The mechanism of a submerged aquatic plant to various size of micro-nano plastics stress in ecological constructed wetland

Abstract

Wetlands are the most self-purifying ecosystems in nature and are known as the kidneys of the Earth. The widespread use of plastic products has led to the storage of large amounts of microplastics that can negatively affect wetland plants. This of great concern owing to their refractory degradation and widespread presence in various environmental media. Current research focused on the effects of microplastic concentration gradients and ignored the potential effects of particle size differences. This study investigated the physiological responses of Vallisneria natans (V. natans) to polyethylene microplastics (PE-MPs) of different sizes. Microplastics of different particle sizes exhibit direct and indirect toxicity in V. natans. The uptake of nitrogenous substances by V. natans did not significantly differ among PE-MPs of different sizes.

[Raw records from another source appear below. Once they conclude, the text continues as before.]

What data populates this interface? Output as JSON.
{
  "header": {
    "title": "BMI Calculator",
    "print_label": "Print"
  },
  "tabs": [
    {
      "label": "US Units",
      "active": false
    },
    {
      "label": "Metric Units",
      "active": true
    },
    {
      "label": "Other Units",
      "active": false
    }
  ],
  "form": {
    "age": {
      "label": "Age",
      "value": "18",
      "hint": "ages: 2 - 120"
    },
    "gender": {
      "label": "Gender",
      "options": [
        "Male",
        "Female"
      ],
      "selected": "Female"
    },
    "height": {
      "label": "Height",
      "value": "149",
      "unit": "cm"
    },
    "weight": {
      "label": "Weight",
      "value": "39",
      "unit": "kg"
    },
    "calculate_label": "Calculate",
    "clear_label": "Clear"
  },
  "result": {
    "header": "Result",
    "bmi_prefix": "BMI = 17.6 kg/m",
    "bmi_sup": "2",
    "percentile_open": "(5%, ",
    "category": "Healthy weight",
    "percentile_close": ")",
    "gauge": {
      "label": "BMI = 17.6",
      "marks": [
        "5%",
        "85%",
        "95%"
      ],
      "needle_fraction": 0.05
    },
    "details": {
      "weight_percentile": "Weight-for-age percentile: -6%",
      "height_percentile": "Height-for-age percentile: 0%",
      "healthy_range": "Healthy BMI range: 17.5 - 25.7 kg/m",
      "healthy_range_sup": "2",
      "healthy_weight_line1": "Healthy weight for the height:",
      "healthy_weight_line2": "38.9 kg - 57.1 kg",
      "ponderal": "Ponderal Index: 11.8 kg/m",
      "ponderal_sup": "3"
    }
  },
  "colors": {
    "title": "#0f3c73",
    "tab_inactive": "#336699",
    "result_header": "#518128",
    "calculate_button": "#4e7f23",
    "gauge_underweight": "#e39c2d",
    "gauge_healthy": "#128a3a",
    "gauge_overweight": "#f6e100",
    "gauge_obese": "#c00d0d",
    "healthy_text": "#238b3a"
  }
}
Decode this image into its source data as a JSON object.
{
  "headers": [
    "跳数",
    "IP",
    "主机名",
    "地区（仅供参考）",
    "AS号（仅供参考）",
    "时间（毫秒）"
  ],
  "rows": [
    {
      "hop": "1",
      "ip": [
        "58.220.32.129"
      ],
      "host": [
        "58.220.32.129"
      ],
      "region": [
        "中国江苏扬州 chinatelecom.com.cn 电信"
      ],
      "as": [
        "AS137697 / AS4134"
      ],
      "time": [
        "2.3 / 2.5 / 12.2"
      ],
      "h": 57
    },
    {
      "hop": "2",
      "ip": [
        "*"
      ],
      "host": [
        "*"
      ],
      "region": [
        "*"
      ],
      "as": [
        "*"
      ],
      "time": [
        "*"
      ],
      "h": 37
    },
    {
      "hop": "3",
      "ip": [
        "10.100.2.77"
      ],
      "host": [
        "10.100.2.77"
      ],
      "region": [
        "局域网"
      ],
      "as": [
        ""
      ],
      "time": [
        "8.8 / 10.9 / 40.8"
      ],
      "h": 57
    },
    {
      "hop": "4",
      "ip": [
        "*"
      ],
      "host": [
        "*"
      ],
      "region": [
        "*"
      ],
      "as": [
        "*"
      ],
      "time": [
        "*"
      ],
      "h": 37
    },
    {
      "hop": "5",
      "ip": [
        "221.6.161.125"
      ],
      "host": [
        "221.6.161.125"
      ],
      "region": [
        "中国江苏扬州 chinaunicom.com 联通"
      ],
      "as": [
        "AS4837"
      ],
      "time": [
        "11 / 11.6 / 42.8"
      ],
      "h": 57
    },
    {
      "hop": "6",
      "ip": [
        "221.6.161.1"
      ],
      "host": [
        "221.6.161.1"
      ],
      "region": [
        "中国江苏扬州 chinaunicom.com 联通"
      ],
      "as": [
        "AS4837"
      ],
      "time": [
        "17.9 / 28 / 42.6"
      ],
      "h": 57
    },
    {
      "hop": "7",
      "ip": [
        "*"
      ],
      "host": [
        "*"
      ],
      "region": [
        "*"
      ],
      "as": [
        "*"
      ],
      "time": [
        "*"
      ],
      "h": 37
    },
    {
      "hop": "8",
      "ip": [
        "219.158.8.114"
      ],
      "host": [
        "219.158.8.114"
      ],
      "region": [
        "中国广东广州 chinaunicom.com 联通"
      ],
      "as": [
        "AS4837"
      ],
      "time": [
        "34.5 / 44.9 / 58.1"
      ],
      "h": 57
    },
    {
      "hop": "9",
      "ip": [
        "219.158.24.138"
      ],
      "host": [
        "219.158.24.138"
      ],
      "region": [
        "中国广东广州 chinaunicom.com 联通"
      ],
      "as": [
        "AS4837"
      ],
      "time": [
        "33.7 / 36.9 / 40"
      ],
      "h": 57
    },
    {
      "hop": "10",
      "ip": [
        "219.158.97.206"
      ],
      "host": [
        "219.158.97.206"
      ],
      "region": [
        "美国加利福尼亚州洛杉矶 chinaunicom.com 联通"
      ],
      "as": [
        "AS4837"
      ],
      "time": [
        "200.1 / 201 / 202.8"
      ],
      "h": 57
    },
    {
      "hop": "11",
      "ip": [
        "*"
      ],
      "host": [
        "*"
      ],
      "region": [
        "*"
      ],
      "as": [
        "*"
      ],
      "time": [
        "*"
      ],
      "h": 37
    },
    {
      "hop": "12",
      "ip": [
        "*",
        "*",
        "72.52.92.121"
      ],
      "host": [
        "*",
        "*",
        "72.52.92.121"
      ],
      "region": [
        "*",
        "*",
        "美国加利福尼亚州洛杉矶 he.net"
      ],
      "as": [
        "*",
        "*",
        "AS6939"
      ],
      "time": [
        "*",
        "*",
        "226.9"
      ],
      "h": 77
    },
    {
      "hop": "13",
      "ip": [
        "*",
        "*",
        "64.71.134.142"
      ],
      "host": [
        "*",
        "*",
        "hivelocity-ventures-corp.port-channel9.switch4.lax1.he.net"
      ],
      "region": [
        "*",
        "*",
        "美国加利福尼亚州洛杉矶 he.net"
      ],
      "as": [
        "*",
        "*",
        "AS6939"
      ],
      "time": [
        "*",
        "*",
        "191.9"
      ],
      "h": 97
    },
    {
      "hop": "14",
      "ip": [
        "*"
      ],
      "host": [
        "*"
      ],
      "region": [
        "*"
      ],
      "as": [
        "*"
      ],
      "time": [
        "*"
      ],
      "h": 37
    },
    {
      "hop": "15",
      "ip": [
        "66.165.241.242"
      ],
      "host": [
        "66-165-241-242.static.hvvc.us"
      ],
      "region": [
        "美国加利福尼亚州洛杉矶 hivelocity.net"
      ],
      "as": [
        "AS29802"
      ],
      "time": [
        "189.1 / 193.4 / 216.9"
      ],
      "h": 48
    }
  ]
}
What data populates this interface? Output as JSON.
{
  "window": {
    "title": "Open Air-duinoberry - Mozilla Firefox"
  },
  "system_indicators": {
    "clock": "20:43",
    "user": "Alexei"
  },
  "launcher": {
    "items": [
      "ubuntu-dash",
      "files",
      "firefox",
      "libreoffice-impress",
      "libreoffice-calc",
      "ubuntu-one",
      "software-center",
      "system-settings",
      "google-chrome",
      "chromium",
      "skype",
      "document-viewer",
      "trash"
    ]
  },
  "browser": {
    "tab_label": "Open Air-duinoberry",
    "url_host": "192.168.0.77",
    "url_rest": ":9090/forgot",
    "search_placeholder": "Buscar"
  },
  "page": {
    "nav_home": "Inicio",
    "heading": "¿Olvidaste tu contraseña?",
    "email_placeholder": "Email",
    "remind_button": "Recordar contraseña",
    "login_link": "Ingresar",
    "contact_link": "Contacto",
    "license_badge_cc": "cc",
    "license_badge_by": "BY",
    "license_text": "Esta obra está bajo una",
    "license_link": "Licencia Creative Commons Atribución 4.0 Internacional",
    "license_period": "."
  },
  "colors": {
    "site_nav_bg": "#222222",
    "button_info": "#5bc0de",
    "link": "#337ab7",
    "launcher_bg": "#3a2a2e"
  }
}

The V. natans had increased chlorophyll content following short-term exposure to 50 nm and 500 nm polyethylene that disappeared after 28 d of continuous exposure. The leaf antioxidant defense system is activated by PE-MP pollution stress, and oxidative stress becomes more pronounced as the particle size decreases. Moreover, the presence of PS-MPs changed the abundance of dominant microbial species in the environment but did not change the composition of the microbial community. PE-MPs caused changes in the dominant microbial communities and increased metabolic activities related to amino acid transport, energy metabolism, and signaling. This study provides a theoretical reference to utilize submerged plants in wetland restoration.